1. The material world is a manifestation of the Divine Ground from which it derives its being.

2. Human beings are capable of a direct experience of that Divine Ground, in such a way that the knower unites with the known.

3. Human Beings have a double nature, a temporal ego and an eternal self. The eternal self is the divine spark within each of us which we can identify with at any time.

4. Human life on earth has but one true purpose: to identify with our eternal selves and seek out a unitive understanding of the Divine Ground.

Contrast this purpose (“to identify with our eternal selves and seek out a unitive understanding of the Divine Ground”) with the implied purpose in the following two quotes from “Too Many People? Not by a Long Shot”, an editorial in the Wall Street Journal by Steven Mosher, president of Population Research Institute. The author is lamenting declining birth rates.

“But this “birth dearth,” as Ben Wattenberg has called it, has now spread well beyond the developed world. There are now 27 “developing” countries where women are averaging fewer than 2.2 children. These include such unlikely candidates as Sri Lanka and Thailand. The human face of this population implosion is melancholy–villages bereft of children, schools closed for lack of students–and the economic consequences are grim: Labor shortages cramp production, the housing market grows moribund, and this in turn creates a drag on real estate and other sectors of the economy.”

And a little later on… “Humanity’s long-term problem is not going to be too many children, but too few: too few children to fill the schools and universities, too few young people entering the work force, too few couples buying homes and second cars. In short, too few consumers and producers to drive the economy forward.”

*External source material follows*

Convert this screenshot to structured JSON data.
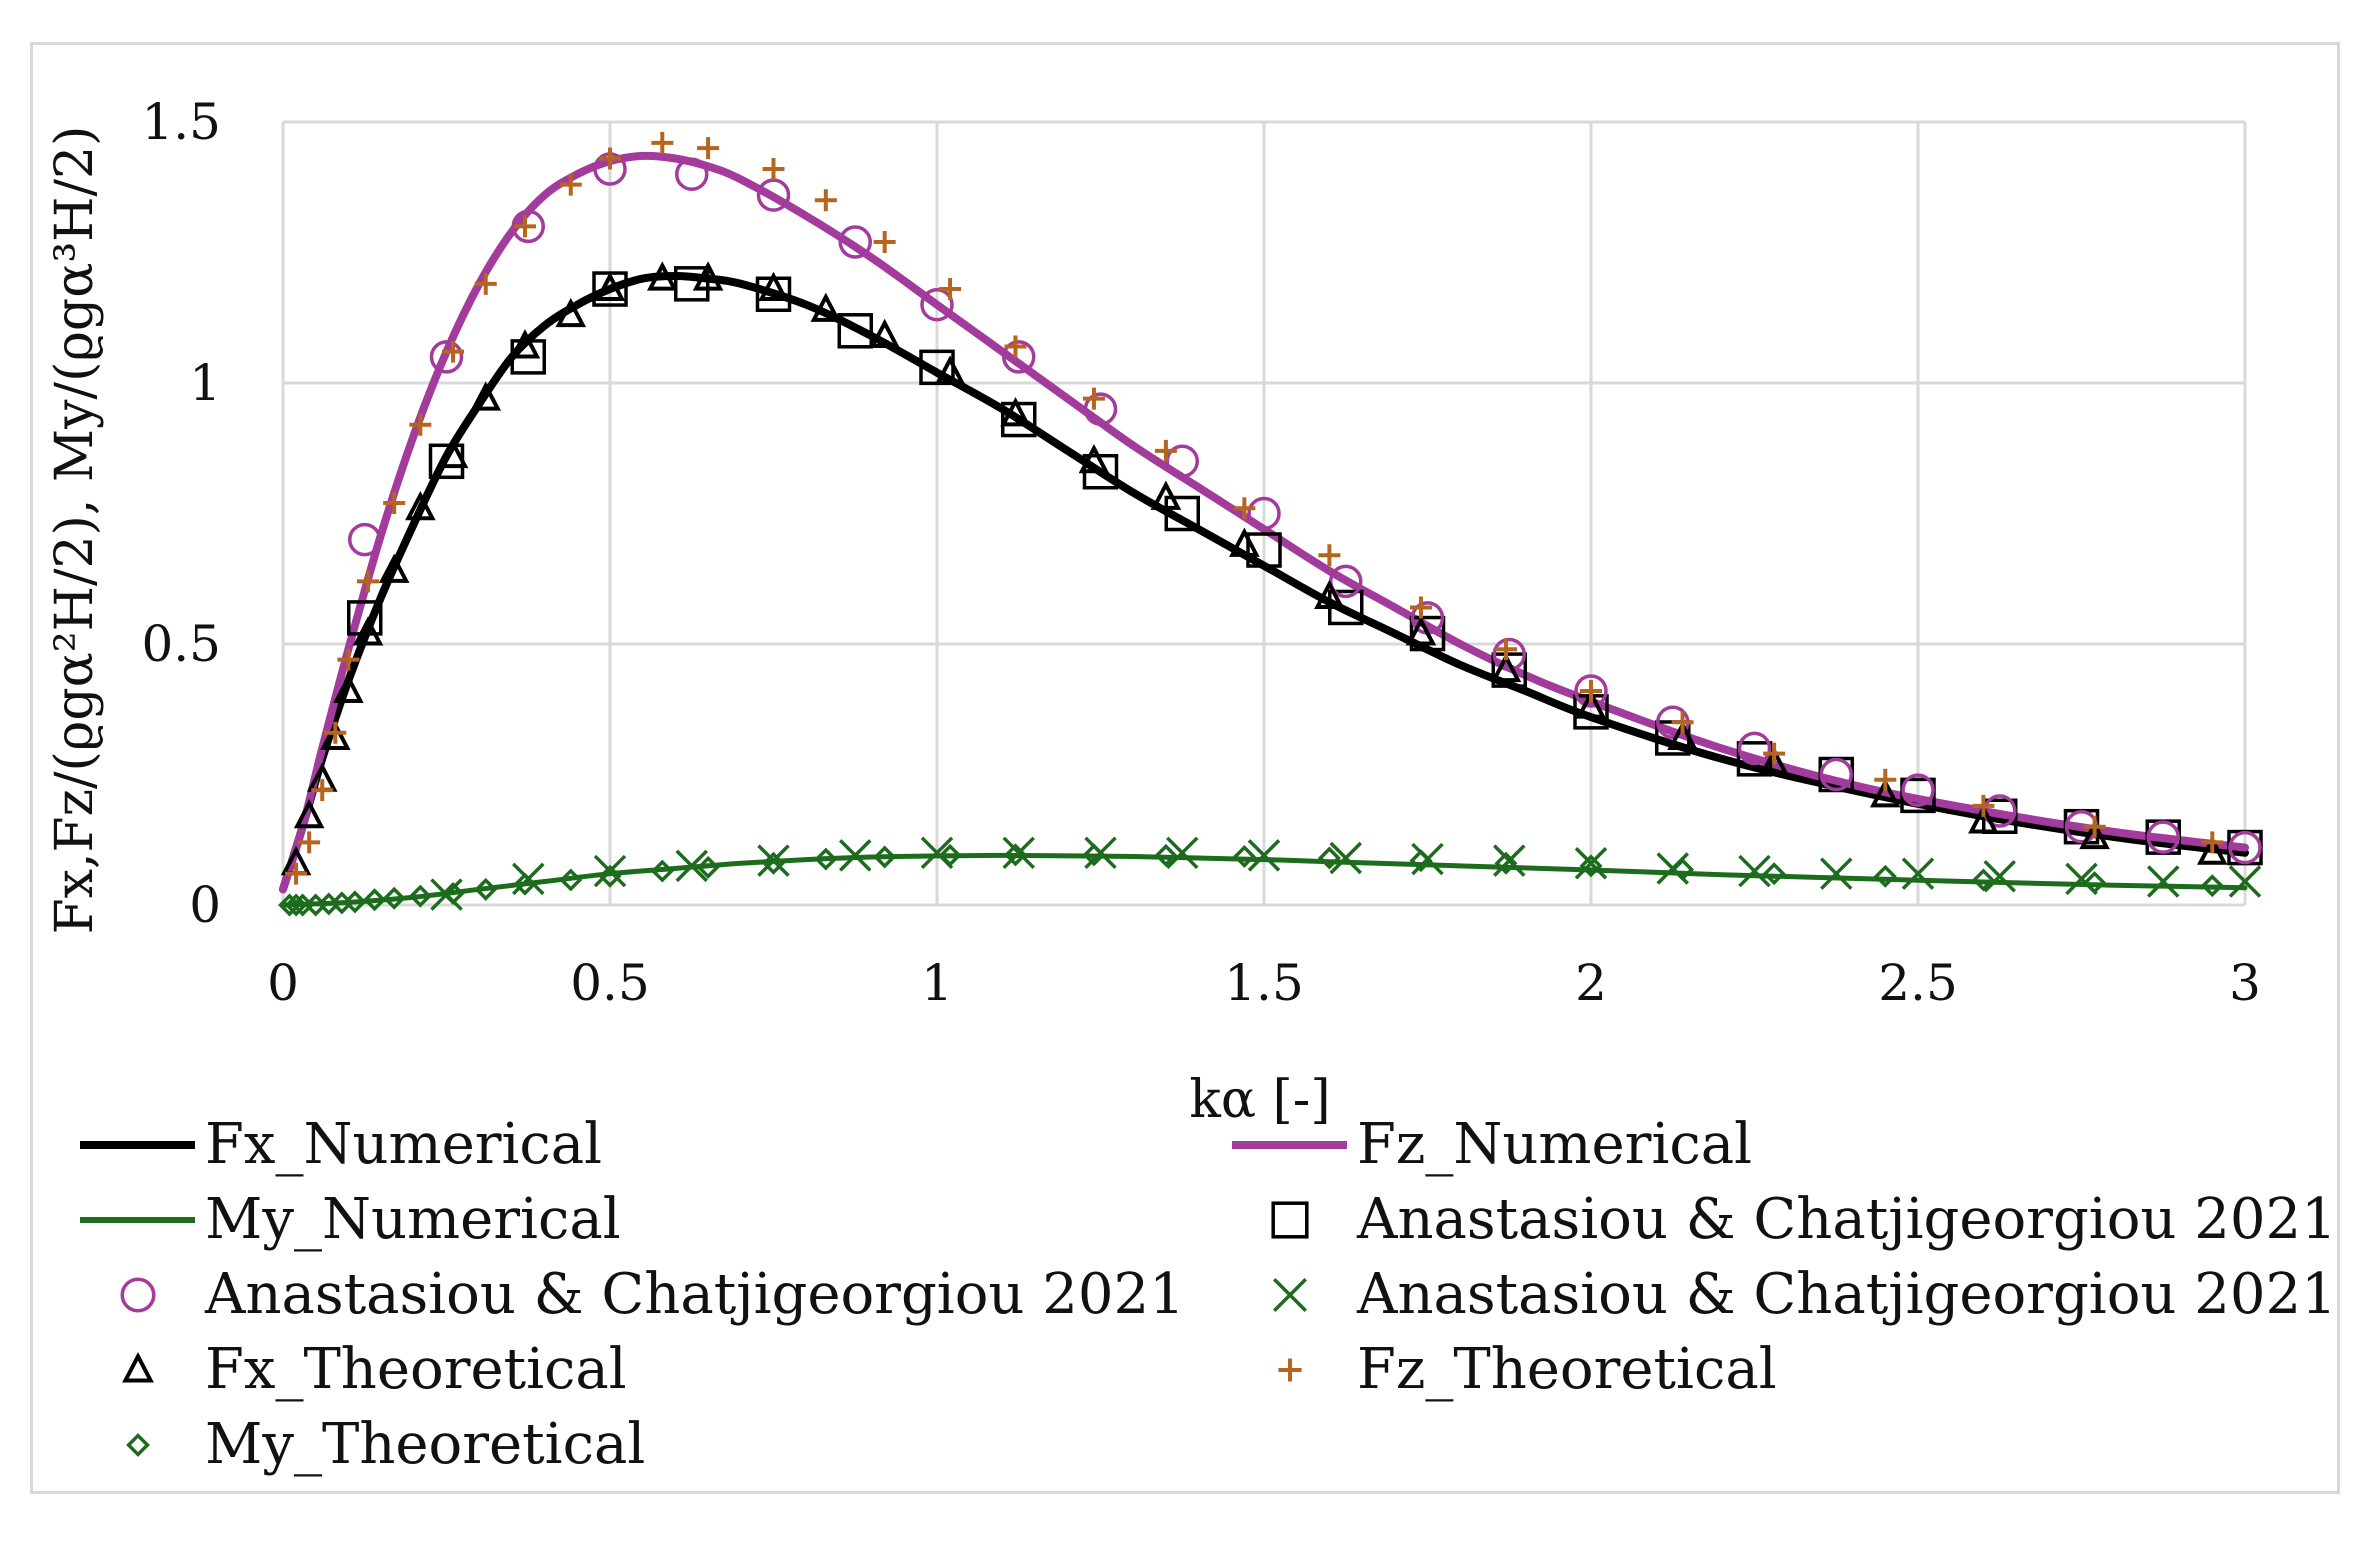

That last paragraph is saying that humanity’s long-term goal is to drive the economy forward. And yet the ecological implications of a constantly growing population are so well-documented–whether it be mice or deer or people. A constantly growing population is an ecological impossibility. It ravages the ecosystem until the declining ecosystem can’t support the population growth and the population is brought to check, usually through great misery. This seems so obvious that I am forced to conclude that the author is blinded by the short-term profits to be made from a spree of selling cars and homes for a few decades. And how could such profits outweigh the destruction of God’s creation? Only if one has no sense of the divine and so sees life only in terms of the sensual pleasures of consumption and status. How pathetic this vision is, especially when compared to Huxley’s summary: to identify with our eternal selves and seek out a unitive understanding of the Divine Ground.